Le style de Roth, drôle et ironique, tout en restant simple, est parfois proche de celui de Kundera, même s'il est moins explicatif ou moins porté sur la réflexion philosophique. De plus, l'épisode de Coleman Silk rappelle la Plaisanterie de Kundera où le personnage principal envoie à une de ses amies une carte postale sur laquelle il écrit une phrase, qu'il voulait comique, sur Trotski. Même s'il n'y a pas d'humour dans la phrase de Silk, Roth montre que le politiquement correct empêche de dire certaine chose ou peut être un prétexte pour attaquer quelqu'un. Kundera montre, lui, qu'il est difficile de rire à propos des idéologies, des régimes politiques totalitaires ou des religions. Le nom de Kundera est d'ailleurs cité plusieurs dans le livre.

L'auteur de La tache réussit à travers une fiction à décrire et à critiquer une Amérique puritaine, à la fin des années 90, au moment de l'affaire Lewinsky. Le récit n'est pas toujours chronologique, avec des retours en arrière - ou des flash-backs en bon français -, qui créent un certain suspens. Le lecteur comprend qu'il y a des choses dans la vie Coleman Silk que l'on ne sait pas encore. Dans certains paragraphes, le narrateur change pour donner un point de vue différent.

Ce livre a reçu différents prix : le PEN/Faulkner Award en 2001 et le  prix  Médicis étranger en 2002. Il a été adapté en 2003 au cinéma: La couleur du mensonge avec Anthony Hopkins, Gary Sinise et Nicole Kidman.

Roth est souvent cité pour le prix Nobel. Seulement, le comité semble peu porté ces derniers temps à récompenser des auteurs américains. Toni Morrison est le dernier auteur américain à recevoir le prix Nobel en 1993. En octobre 2008, l’ancien secrétaire de l’Académie Nobel, Horace Engdahl expliquait devant l'Associated Press :

Il existe bien sûr des auteurs forts dans toutes les grandes cultures, mais on ne peut pas nier le fait que l’Europe est toujours le centre du monde littéraire... pas les Etats-Unis [...]. Les auteurs américains sont trop sensibles à l’évolution de leur propre culture de masse. […] Les Etats-Unis sont trop isolés, trop insulaires.

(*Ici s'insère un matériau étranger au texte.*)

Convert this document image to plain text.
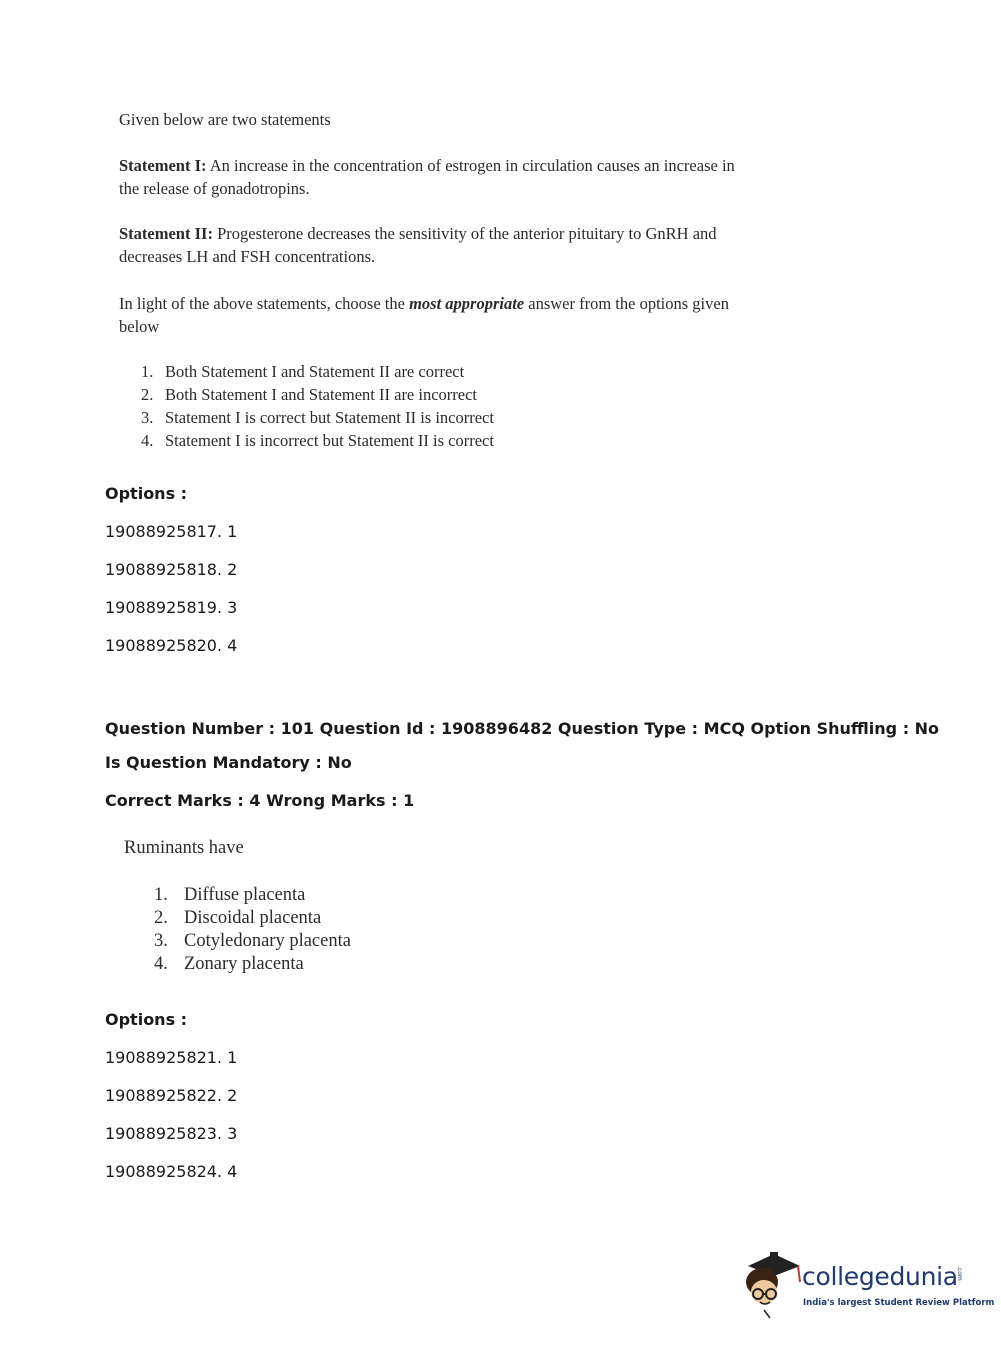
Given below are two statements

Statement I: An increase in the concentration of estrogen in circulation causes an increase in the release of gonadotropins.

Statement II: Progesterone decreases the sensitivity of the anterior pituitary to GnRH and decreases LH and FSH concentrations.

In light of the above statements, choose the most appropriate answer from the options given below

1. Both Statement I and Statement II are correct
2. Both Statement I and Statement II are incorrect
3. Statement I is correct but Statement II is incorrect
4. Statement I is incorrect but Statement II is correct
Options :
19088925817. 1
19088925818. 2
19088925819. 3
19088925820. 4
Question Number : 101 Question Id : 1908896482 Question Type : MCQ Option Shuffling : No
Is Question Mandatory : No
Correct Marks : 4 Wrong Marks : 1
Ruminants have
1. Diffuse placenta
2. Discoidal placenta
3. Cotyledonary placenta
4. Zonary placenta
Options :
19088925821. 1
19088925822. 2
19088925823. 3
19088925824. 4
collegedunia
.com
India's largest Student Review Platform
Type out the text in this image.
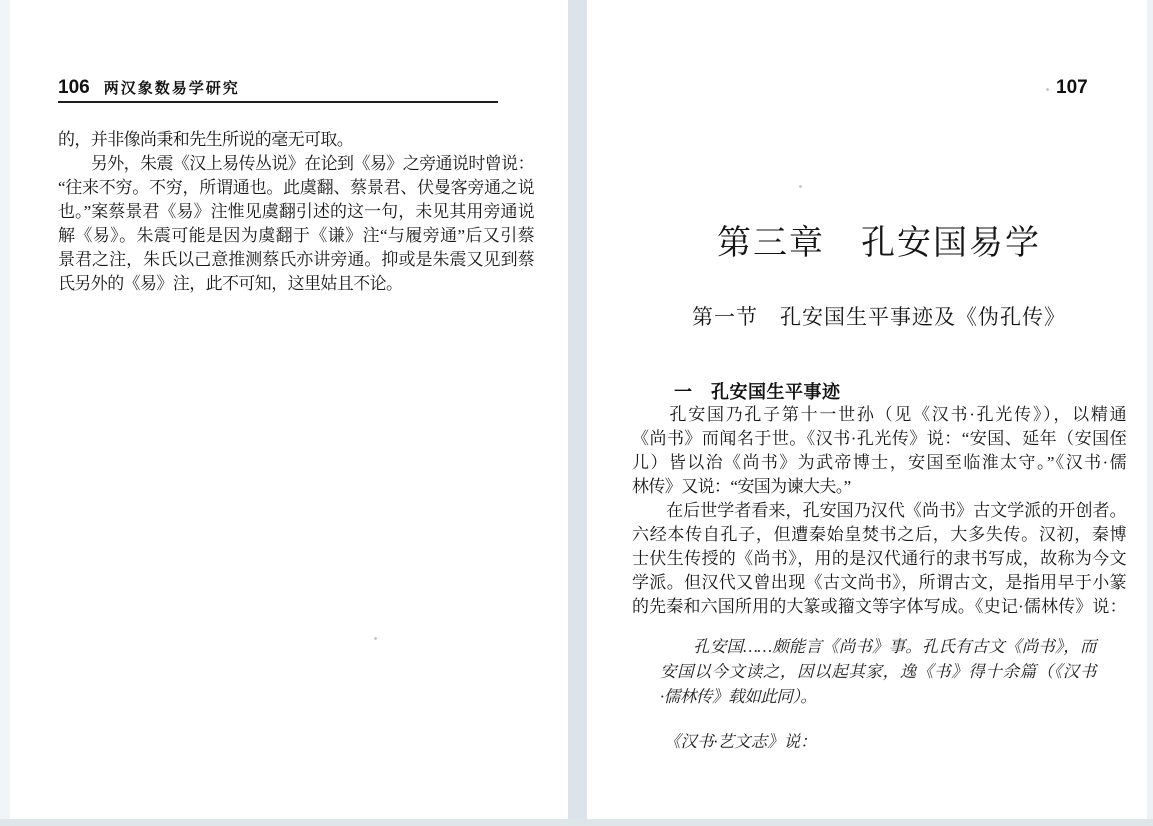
106 两汉象数易学研究
的，并非像尚秉和先生所说的毫无可取。
　　另外，朱震《汉上易传丛说》在论到《易》之旁通说时曾说：
“往来不穷。不穷，所谓通也。此虞翻、蔡景君、伏曼客旁通之说
也。”案蔡景君《易》注惟见虞翻引述的这一句，未见其用旁通说
解《易》。朱震可能是因为虞翻于《谦》注“与履旁通”后又引蔡
景君之注，朱氏以己意推测蔡氏亦讲旁通。抑或是朱震又见到蔡
氏另外的《易》注，此不可知，这里姑且不论。
107
第三章　孔安国易学
第一节　孔安国生平事迹及《伪孔传》
一　孔安国生平事迹
　　孔安国乃孔子第十一世孙（见《汉书·孔光传》），以精通
《尚书》而闻名于世。《汉书·孔光传》说：“安国、延年（安国侄
儿）皆以治《尚书》为武帝博士，安国至临淮太守。”《汉书·儒
林传》又说：“安国为谏大夫。”
　　在后世学者看来，孔安国乃汉代《尚书》古文学派的开创者。
六经本传自孔子，但遭秦始皇焚书之后，大多失传。汉初，秦博
士伏生传授的《尚书》，用的是汉代通行的隶书写成，故称为今文
学派。但汉代又曾出现《古文尚书》，所谓古文，是指用早于小篆
的先秦和六国所用的大篆或籀文等字体写成。《史记·儒林传》说：
　　孔安国……颇能言《尚书》事。孔氏有古文《尚书》，而
安国以今文读之，因以起其家，逸《书》得十余篇（《汉书
·儒林传》载如此同）。
《汉书·艺文志》说：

Ils ne traduisent pas assez et ne participent pas réellement au grand dialogue de la littérature. Cette ignorance est restrictive.

L'année suivante, le nouveau secrétaire perpétuel Peter Englund revient sur ces propos en énonçant qu'il est forcément plus facile pour les Européens d'être en phase avec la littérature européenne.

On peut toujours considérer qu'il y a des auteurs oubliés par le Nobel. Il est toujours temps de corriger cette négligence.